C’est la consécration de dix ans de présidence de Jack Lang et un tournant pour l’Institut du monde arabe : « une institution unique en Occident ». Jeudi 2 février a été présenté la configuration du très attendu nouveau musée de l’IMA, le « Beaubourg des arts arabes », qui devrait voir le jour en 2025/2026, grâce à la donation extraordinaire de plus de 1700 œuvres de Claude et France Lemand et un apport financier de 6 millions d’euros du ministère de la Culture. Entretien croisé avec Jack Lang et la directrice du musée, Nathalie Bondil.

RFI : Vous avez été nommé président de l’Institut du monde arabe en 2013. Et vous êtes, comme l’ancien ministre de la Défense, Jean-Yves Le Drian, candidat pour un nouveau mandat à partir de mars. Quel est le changement ou la réussite dont vous êtes le plus fier de vos dix ans de présidence à l’IMA ?

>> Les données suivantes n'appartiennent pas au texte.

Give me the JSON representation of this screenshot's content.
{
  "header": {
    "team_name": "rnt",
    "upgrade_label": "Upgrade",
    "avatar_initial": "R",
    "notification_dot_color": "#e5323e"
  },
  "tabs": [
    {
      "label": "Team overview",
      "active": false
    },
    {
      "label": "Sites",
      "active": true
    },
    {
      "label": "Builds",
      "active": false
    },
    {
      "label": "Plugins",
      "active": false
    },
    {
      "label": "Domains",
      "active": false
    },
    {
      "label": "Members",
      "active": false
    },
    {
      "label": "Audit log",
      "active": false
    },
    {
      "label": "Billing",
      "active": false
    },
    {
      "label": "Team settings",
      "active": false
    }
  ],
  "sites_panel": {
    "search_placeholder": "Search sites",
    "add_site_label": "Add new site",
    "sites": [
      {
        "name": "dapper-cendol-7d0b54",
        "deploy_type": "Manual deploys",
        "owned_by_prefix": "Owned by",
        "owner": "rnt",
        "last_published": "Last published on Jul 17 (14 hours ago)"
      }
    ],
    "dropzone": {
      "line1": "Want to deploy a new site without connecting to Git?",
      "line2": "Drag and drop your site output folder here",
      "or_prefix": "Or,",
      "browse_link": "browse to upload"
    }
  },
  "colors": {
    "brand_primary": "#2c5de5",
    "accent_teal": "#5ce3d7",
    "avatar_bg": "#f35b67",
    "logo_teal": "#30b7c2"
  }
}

Jack Lang : Beaucoup de gens pourraient témoigner que cette maison a été transfigurée, métamorphosée. Lorsque je suis devenu président de l’IMA, le journal Le Monde titrait sur une page entière : « L’IMA, un si joli champ de ruines ». Aujourd’hui, beaucoup reconnaitront que l’IMA a retrouvé vie et vigueur, des projets, un sens, une philosophie, un rêve qui s’accomplit chaque jour, à travers des expositions qui suscitent un engouement croissant, à travers la reconnaissance pleine et entière de la langue arabe [avec une certification internationale au même titre que le « Toefl » anglais, NDLR], à travers des conférences, des débats, des projections de films, et surtout la présence de plus en plus forte de jeunes venant de partout.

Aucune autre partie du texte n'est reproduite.